The terms “differentiate”, “differentiation”, “transdifferentiate”, or “transdifferentiation” as used herein, generally refers to the process by which precursor or progenitor cells differentiate into specific cell types. The term may refer to the process by which acinar progenitor cells, such as SOX2 expressing acinar progenitor cells, become differentiated acinar cells. Differentiated cells can be identified by their patterns of gene expression and cell surface protein expression. As used herein, the term “differentiate” refers to having a different character or function from the original type of tissues or cells. Thus, “differentiation” is the process or act of differentiating.

The terms “modulation” or “modulates” or “modulating” refers to up regulation (i.e., activation or stimulation), down regulation (i.e., inhibition or suppression) of a response, or the two in combination or apart, such as the ability to alter by either up-regulating or down-regulating the activity of a protein, nucleic acid encoding a protein, a pathway, a protein within a pathway and the like.

The phrase “oral tissue cells” refers to any cell population derived from the mouth. These include one or more different cells types that can be isolated from the salivary glands, submandular gland, sublingual gland, lingual glands, labial glands, buccal glands, palatine glands, striated ducts, excretory ducts, dental pulp tissue, dentin, periodontium, bone, cementum, gingival submucosa, oral submucosa, tongue and taste bud tissues. In a preferred embodiment, the oral tissue cells are derived from the salivary gland. Examples of oral tissue cells include, but are not limited to, myoepithelial cells, epithelial cells, and the like.

The phrase “oral tissue” refers to any aggregate of cells that forms a structure in the mouth. By way of example only, oral tissue includes salivary glands, submandular gland, sublingual gland, lingual glands, labial glands, buccal glands, palatine glands, striated ducts, excretory ducts, dental pulp tissue, dentin, periodontium, bone, cementum, gingival submucosa, oral submucosa, tongue and taste bud tissues. In a preferred embodiment, the oral tissue is a salivary gland. The phrase also refers to a part of the oral tissue, e.g., a part of the salivary gland.

The phrase “oral tissue construct” refers to a substrate, preferably a biocompatible substrate that has been seeded with oral tissue cells in which the cells have attached, grown, proliferated, differentiated and populated the biocompatible substrate. This phrase also refers to a neomorphic structure representing the early stages of development of the oral tissue.
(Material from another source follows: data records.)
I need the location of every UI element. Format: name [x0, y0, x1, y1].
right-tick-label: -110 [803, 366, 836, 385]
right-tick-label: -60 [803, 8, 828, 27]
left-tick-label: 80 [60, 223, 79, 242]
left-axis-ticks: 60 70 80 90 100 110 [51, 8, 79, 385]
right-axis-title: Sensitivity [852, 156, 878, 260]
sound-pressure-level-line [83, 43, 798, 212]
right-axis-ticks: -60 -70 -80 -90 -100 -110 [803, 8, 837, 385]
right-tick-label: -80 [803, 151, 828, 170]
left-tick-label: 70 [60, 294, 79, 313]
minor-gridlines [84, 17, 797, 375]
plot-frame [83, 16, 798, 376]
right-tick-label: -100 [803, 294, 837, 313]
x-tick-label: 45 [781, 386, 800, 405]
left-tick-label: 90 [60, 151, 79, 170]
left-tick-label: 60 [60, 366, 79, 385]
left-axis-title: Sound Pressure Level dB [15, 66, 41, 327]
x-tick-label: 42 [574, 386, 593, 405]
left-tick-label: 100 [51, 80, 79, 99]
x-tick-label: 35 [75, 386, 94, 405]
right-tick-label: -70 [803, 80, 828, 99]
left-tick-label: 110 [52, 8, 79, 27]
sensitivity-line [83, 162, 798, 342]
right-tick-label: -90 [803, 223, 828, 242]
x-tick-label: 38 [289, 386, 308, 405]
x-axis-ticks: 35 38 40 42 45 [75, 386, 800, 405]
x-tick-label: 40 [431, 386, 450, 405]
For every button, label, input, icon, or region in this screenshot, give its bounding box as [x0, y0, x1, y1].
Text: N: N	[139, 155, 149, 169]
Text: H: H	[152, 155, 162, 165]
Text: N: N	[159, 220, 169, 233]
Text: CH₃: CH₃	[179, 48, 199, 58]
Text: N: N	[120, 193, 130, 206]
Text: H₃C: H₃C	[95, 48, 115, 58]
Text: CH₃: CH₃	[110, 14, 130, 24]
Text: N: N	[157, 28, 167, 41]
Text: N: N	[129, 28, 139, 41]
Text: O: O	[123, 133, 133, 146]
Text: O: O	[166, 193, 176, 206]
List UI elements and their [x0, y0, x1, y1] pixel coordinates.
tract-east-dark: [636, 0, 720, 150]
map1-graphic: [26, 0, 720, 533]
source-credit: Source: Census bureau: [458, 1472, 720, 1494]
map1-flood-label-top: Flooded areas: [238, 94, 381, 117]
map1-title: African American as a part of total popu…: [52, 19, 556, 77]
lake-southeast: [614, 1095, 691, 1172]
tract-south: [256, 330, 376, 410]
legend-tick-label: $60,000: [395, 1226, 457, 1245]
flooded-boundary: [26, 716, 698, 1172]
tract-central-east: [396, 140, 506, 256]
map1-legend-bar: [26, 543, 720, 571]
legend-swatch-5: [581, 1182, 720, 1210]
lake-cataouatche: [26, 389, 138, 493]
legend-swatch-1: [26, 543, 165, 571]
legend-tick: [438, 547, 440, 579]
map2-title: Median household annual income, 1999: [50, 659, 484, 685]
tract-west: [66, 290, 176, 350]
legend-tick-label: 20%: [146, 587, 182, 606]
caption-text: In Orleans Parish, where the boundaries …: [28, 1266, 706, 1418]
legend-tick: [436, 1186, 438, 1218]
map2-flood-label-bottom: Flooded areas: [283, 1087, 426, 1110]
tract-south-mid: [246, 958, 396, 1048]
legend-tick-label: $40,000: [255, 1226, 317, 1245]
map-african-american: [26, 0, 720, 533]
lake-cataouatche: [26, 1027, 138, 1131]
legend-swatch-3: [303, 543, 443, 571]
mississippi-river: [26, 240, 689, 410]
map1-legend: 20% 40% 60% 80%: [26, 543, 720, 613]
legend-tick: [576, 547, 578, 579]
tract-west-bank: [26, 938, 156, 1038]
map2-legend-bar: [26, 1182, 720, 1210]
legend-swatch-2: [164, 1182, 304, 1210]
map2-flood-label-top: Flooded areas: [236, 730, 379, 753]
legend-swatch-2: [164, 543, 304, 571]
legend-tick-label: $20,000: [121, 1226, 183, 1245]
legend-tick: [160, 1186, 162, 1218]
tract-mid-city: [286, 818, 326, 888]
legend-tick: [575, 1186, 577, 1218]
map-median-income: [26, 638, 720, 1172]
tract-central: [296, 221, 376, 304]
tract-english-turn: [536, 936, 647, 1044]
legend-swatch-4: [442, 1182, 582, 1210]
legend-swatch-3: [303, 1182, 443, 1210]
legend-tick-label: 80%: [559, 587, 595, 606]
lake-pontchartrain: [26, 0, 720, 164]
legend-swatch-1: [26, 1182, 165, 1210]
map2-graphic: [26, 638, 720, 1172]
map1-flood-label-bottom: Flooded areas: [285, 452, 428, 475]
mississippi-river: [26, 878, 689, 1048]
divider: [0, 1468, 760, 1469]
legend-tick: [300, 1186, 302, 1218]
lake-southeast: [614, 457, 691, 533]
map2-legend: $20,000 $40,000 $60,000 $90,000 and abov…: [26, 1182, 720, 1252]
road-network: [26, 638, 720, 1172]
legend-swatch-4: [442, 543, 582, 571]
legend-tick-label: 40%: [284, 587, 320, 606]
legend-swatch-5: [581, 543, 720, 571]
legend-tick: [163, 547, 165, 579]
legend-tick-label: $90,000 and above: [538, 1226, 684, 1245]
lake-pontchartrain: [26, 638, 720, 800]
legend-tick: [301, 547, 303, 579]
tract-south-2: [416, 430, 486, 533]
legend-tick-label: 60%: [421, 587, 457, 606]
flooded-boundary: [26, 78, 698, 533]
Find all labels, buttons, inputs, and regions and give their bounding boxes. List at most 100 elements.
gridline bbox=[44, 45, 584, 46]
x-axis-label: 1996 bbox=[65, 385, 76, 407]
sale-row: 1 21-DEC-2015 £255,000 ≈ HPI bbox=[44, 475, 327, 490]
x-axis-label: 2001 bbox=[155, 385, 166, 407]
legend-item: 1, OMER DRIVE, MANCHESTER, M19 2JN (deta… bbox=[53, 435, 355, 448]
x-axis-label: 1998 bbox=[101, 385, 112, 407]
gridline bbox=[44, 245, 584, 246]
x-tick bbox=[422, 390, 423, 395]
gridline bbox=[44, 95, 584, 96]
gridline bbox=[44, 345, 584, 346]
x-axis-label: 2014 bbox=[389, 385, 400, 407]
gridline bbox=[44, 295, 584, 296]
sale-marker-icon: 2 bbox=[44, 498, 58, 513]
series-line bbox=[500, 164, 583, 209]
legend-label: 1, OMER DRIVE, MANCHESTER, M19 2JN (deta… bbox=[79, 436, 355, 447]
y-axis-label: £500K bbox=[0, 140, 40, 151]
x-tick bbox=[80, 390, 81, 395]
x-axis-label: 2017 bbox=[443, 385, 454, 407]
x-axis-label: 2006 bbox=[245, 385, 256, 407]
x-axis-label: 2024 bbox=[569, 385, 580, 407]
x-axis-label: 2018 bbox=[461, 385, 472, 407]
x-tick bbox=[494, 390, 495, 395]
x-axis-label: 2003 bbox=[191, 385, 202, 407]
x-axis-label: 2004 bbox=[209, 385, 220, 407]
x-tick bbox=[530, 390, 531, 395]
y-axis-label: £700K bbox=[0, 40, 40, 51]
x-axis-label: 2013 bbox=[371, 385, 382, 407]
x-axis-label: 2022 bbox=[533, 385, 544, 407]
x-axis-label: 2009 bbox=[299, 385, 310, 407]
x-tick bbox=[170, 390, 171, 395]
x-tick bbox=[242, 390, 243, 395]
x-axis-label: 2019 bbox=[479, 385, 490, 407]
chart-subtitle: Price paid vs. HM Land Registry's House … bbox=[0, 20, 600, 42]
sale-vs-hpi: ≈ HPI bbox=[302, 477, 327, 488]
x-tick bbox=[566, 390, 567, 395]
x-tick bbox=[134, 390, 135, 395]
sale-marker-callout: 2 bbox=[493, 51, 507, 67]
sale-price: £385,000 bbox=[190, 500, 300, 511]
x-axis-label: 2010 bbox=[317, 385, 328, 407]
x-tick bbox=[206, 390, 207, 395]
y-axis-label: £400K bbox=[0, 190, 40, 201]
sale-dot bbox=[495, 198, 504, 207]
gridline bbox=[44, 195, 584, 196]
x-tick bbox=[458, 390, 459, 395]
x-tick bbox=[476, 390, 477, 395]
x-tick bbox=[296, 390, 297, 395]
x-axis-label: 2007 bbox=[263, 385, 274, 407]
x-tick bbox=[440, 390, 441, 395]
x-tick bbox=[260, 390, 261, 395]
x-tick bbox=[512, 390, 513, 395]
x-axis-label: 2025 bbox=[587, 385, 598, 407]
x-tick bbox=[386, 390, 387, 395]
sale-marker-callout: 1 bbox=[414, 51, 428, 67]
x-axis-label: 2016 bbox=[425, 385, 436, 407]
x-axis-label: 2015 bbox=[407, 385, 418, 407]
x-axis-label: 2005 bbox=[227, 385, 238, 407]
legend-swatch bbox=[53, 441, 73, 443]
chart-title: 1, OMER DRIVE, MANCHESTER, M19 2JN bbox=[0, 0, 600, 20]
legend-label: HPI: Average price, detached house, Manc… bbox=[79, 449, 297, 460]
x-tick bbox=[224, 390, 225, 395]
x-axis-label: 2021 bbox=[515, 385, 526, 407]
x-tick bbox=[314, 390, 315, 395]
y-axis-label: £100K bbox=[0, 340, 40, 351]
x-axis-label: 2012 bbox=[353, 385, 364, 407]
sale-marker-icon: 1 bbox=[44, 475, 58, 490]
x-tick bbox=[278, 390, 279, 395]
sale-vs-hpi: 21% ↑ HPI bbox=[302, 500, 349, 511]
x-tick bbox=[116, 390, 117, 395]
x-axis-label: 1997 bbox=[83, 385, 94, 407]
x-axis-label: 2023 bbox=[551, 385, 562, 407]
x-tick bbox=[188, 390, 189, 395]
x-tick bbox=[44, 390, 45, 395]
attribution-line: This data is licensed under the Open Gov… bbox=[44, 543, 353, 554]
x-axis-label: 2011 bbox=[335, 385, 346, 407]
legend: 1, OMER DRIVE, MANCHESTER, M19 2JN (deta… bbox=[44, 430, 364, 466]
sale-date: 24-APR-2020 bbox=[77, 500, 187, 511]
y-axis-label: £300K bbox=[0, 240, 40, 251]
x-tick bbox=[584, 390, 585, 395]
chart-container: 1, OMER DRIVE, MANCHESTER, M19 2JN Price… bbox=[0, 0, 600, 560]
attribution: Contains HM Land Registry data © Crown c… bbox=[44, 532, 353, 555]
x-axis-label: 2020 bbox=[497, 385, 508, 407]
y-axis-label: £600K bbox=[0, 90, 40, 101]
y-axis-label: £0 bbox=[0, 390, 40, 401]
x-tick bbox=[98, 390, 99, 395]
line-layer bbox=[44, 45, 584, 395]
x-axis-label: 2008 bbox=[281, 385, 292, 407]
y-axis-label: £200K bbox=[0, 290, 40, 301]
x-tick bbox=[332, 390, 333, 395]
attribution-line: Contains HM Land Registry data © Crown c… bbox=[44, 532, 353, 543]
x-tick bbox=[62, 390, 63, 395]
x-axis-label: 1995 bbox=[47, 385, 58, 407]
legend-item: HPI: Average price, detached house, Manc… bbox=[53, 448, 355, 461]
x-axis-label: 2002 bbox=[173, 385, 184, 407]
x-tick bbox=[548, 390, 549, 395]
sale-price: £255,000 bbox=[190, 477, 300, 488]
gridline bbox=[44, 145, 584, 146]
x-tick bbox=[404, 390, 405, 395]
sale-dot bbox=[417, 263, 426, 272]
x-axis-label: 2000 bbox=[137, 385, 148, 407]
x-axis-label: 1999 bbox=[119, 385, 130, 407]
The phrase “salivary gland construct” refers to a substrate, preferably biocompatible substrate that has been seeded with salivary gland cells in which the cells have attached, grown, proliferated, differentiated, and populated the biocompatible substrate. This phrase also refers to the neomorphic structure representing the early stages of development of the salivary gland.

The phrase “oral disorder” refers to diseases or disorders that affect the mouth. In particular, diseases or disorders that effect the production of saliva. Examples of oral disorders include, but are not limited to, salivary gland tumors, cystic fibrosis, Sjogren's syndrome, sialoadenitis, parotitis, sialoangitis, sialodochitis, sialolithiasis, sialodocholithiasis, mucocele, ranula, hyposecretion, ptyalism, sialorrhea, xerostomia, benign lymphoepithelial lesion of salivary gland; sialectasia; sialosis; stenosis of salivary duct; and stricture of salivary duct.